A new lawsuit alleges North Carolina leaders are breaking a federal mandate in failing to get people registered to vote. But local officials who work under the oversight of those state agencies say they aren’t contributing to any problems. The litigation is aimed mainly at the state’s Board of Elections, Division of Motor Vehicles and Department of Health and Human Services. By law, anyone visiting a DMV office or applying for public assistance is supposed to be guided through a specific process for registering to vote, if they wish to. The federal “motor voter” law, enacted in 1993, aims to cast a wider net and keep potential voters from falling through the cracks. Critics say that Medicaid and food stamp applicants are often not even asked if they’re registered to vote, and that there is evidence of similar breaches at DMV offices across the state.

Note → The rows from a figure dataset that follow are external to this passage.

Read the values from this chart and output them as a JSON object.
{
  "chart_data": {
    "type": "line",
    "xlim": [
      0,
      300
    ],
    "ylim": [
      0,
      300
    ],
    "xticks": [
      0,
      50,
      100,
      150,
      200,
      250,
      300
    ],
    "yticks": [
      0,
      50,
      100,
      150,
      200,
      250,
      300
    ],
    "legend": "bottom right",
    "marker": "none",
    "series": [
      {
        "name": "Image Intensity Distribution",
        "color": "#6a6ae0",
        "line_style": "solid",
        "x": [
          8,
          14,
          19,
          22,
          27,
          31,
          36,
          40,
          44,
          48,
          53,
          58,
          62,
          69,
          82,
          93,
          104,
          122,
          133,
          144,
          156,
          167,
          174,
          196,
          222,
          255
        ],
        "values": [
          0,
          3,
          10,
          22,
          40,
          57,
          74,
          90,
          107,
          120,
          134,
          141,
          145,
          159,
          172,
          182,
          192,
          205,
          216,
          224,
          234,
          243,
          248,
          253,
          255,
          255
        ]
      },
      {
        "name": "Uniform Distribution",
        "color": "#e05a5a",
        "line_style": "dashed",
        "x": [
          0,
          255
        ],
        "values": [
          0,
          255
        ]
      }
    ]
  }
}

Bob Hall with Democracy North Carolina, one of the groups pursuing the action, says the state has been dragging its feet on addressing the problems since they were brought to light months ago. But the State Board of Elections contends it has taken swift action and that registration levels have actually rebounded of late.
Gaston County Elections Director Adam Ragan said his office has had no complaints about the DMV office in Gastonia, nor the Gaston County Department of Health and Human Services. Authorities from those departments are responsible for collecting information about customers who would like to become voters, then sending it on to the elections office, he said. Information is also supposed to be passed along about DMV and DHHS customers who decline to register to vote, he said. “From our end, we don’t have much to do with that,” he said. “We process the voter applications that are sent to us.”